The Door Between
- First US edition
- Author: Ellery Queen
- Language: English
- Series: Ellery Queen mysteries
- Genre: Mystery, whodunnit
- Publisher: Stokes (US) Gollancz (UK)
- Publication date: 1937
- Publication place: United States
- Media type: Print
- Preceded by: Halfway House
- Followed by: The Devil To Pay

= The Door Between =

1937 novel by Ellery Queen

The Door Between (subtitled A Problem in Deduction) is a novel that was published in 1937 by Ellery Queen. The book was first published in condensed form in the December 1936 issue of Cosmopolitan. It is a mystery novel primarily set in New York City, United States.

==Plot summary==
Karen Leith is a novelist whose fictional life and works bear a resemblance to Pearl S. Buck—she was raised in Japan and writes novels that are set there, but lives in Manhattan surrounded by Japanese customs, art and furnishings. She is engaged to marry world-famous cancer researcher Dr. John MacClure. One day, the doctor's daughter, Eva, finds Karen with her throat cut in the writer's Washington Square home. Eva herself has no motive to kill Karen, but the evidence she finds at the scene suggests—even in her own mind—that no one else could have done it. The investigation by Ellery Queen confronts this puzzle and also turns up startling information about a long-vanished relative of Karen Leith. Queen pierces the veil of circumstantial evidence and finds out not only the method of the crime but, most importantly, its motivation.
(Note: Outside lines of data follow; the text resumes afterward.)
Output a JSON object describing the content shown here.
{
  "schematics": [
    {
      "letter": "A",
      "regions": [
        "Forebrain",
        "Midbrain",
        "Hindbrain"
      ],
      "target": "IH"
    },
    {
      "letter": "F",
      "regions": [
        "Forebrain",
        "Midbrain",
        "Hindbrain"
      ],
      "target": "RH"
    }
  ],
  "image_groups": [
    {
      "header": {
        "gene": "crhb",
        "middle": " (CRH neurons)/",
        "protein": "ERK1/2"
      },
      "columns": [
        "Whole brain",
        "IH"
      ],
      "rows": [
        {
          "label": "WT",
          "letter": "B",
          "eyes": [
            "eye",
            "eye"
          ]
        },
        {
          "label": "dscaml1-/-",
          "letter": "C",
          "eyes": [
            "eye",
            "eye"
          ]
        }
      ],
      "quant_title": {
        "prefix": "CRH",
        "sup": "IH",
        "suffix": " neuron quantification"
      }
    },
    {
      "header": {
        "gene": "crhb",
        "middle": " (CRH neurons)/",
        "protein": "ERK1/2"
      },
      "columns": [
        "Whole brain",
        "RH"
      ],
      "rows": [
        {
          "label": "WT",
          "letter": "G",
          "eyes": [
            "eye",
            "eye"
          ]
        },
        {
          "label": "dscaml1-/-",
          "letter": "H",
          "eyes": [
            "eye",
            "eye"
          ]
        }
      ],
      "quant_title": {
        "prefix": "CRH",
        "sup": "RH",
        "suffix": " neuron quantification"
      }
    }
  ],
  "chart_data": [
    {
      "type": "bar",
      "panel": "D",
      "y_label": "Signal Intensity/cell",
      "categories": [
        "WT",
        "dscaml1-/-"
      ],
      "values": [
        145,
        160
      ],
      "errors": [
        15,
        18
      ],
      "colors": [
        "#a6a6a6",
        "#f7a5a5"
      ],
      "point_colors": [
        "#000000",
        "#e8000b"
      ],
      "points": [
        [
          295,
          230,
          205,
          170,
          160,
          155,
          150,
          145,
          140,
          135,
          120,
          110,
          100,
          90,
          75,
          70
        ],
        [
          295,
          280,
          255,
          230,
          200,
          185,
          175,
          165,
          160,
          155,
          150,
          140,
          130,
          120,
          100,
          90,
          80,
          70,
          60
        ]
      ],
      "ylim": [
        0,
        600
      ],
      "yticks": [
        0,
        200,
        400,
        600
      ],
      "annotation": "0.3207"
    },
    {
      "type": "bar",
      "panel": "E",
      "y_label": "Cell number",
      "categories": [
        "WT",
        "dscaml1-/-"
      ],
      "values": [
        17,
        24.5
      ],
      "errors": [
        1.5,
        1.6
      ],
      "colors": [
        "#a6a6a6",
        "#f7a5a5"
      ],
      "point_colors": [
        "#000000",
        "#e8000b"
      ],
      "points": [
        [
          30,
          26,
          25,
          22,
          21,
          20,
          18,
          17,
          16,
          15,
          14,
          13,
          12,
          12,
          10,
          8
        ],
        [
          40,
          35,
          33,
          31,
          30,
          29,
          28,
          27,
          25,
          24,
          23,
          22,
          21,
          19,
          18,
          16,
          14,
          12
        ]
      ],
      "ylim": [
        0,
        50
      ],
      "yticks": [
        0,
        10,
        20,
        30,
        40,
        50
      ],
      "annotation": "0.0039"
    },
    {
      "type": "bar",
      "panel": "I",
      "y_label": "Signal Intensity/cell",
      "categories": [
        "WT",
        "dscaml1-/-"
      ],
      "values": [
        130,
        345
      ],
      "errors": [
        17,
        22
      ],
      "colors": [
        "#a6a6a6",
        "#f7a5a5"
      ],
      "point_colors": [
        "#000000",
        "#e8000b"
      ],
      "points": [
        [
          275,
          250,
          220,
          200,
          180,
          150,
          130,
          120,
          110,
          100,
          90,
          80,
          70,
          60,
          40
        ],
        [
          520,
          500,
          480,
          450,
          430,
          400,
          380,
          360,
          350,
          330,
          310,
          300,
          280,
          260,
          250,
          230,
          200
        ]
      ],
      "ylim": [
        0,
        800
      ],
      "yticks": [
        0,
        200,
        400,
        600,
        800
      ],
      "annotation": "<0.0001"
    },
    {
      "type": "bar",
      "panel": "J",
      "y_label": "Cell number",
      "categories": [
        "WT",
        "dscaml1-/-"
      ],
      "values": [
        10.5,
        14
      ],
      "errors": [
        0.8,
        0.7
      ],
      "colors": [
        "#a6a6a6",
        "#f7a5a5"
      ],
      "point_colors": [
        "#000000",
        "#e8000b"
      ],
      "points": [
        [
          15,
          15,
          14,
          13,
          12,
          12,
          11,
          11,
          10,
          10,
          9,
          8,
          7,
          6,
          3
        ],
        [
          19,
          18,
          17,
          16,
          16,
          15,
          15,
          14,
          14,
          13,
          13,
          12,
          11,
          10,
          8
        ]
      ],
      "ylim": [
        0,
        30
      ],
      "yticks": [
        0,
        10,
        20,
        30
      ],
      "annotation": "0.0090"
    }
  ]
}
==Literary significance and criticism==
This period in the Ellery Queen canon signals a change in the type of story told, moving away from the intricate puzzle mystery format which had been a hallmark of nine previous novels, each with a nationality in their title and a "Challenge to the Reader" immediately before the solution was revealed. Both the "nationality title" and the "Challenge to the Reader" have disappeared from the novels at this point.
"(Ellery Queen) gave up the Challenge and the close analysis of clues, and made Ellery a less omniscient and more human figure, in search of a wider significance and more interesting characterization. ... (The) first ten books represent a peak point in the history of the detective story between the wars."

==Usage in literature==
The book was mentioned by Satyajit Ray in his Feluda series novel Baksho Rahashya.